Whether we should adopt design (a) or design (b) at the level of glue-code, practical concerns make (b) the clear choice: We can always combine parameters and hyperparameters at a higher level of abstraction (which is what I intend and sketch above) but we can never unfuse them if they are joined already at in the the bottom-level abstraction.

@fkiraly At present I would allow the user to mutate the hyperparameter part of a combined "machine" and then call fit! (without specifying hyper parameters) to update the fit-result (learned parameters).

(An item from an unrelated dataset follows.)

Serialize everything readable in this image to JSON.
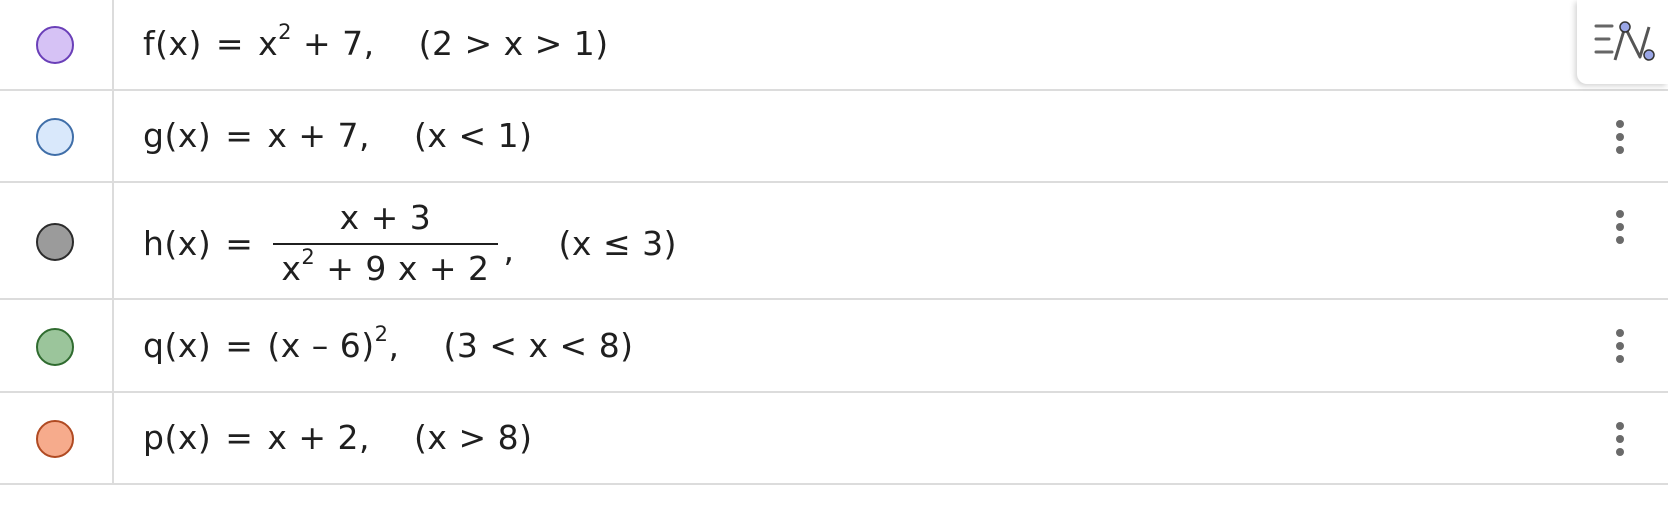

However, this means that before the fit call, the hyperparameters and learned parameters are not yet in sync. Although there is potential for trouble this is very convenient. What do you think?

fkiraly commented 5 years ago

@ablaom , I think there is an important difference between "one model - one function" and "one model - one container".

The first ("1 model - 1 function") is arguably silly and if I understand it no one in this thread would want it. We may need to dispatch on fit, predict, trafo, backtrafo, predict_proba, what_are_my_hyperparameters, predict_supercalifragilistic and similar, but at least on fit/predict, which is 2>1.

The distinction between (a) and (b) is where it stands on the "one model - one container" issue, I think both designs agree with "one model - many interface methods" as is in my opinion reasonable.

Also, (b) is not so clear cut - even if you have a single container, you can always write multiple accessor methods, say instructions_of(container) and fitted_model_in(container)

I still don't have a strong preference, just playing the devil's advocate and pointing out what I see as a gap in reasoning.

fkiraly commented 5 years ago

More precisely, I don't think the situation is that clear: whenever you have a collection of (dispatch-on or oop) objects and class methods, there's always the decision on a spectrum of tacking things together and taking them apart. Axes on which to consider these are user friendliness, clarity of code, and the semantic/operational sensibility of tacking the things together or not.

For model instructions and fitted models this is not so clear to me: the first can live almost entirely without data, and the second may be invoked multiple times for a given instruction set ("hyper-parameters"). Python/sklearn and R-base handle the issue differently and I can see the merits of both.

ablaom commented 5 years ago

The design has solidified considerably since this discussion and I am closing the issue.